Bracing treatment is less commonly used in congenital scoliosis than other types of scoliosis, mostly because the curves tend to be more rigid in newborns, and do not respond to the gentle forces of a brace. In some instances, however, bracing is appropriate and will be fitted individually for the patient, with a number of pads to maximize the child’s comfort in the device. Except for bathing, the brace is to be worn all the time, and the progression of the curve will be monitored closely by your orthopaedic surgeon. Occasionally, the curve is completely controlled by the brace, and after many years of bracing, no further treatment is needed. Learn more information about Scoliosis Bracing.

For curves that progress despite bracing treatment, surgery may be recommended.

In most instances of congenital scoliosis, a surgical operation is the most appropriate treatment. Operations may consist of removal of the ‘extra’ vertebrae or some type of spinal fusion, in which two or more of the vertebrae are fused together with bone bridges made of bone grafts.  Fusion operations may be followed by casting or bracing treatment, or may involve instrumentation, in which metal rods are attached to the spine to maintain curve correction. A device known as a “growing rod” may also be utilized, which is attached to the spine and periodically lengthened by a simple procedure, and will minimize any stunting of growth that could occur in certain cases.

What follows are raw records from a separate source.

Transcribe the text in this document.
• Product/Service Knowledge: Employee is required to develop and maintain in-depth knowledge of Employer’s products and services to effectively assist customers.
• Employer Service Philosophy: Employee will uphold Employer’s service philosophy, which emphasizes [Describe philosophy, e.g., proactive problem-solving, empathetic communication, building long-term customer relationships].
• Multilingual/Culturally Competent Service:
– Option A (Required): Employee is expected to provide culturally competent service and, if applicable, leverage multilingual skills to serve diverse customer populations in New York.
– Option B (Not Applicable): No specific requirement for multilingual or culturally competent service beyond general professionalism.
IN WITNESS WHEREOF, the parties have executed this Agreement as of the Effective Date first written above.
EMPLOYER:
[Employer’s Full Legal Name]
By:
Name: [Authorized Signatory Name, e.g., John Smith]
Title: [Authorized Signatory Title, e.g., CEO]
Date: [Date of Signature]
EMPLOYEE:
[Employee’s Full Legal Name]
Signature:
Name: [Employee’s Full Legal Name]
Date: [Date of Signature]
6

Learn additional information about these techniques:

Coping with congenital scoliosis

A major spine operation during a child’s neonatal or infant stage can be an emotional experience for many parents. Managing the demands of bracing or casting treatment for scoliosis has its drawbacks as well. However, the importance of such treatment steps at an appropriate, early age cannot be overemphasized for the future health of your child. Moreover, research has shown that the various treatments for congenital scoliosis are generally extremely successful. The vast majority of children grow up without major limitations to their activities and daily functioning, from simple outdoor games to competitive sports. Thus, despite some challenging hurdles very early in childhood, with treatment your child may be expected to live a normal, healthy, active life, and walk tall into adolescence and adulthood.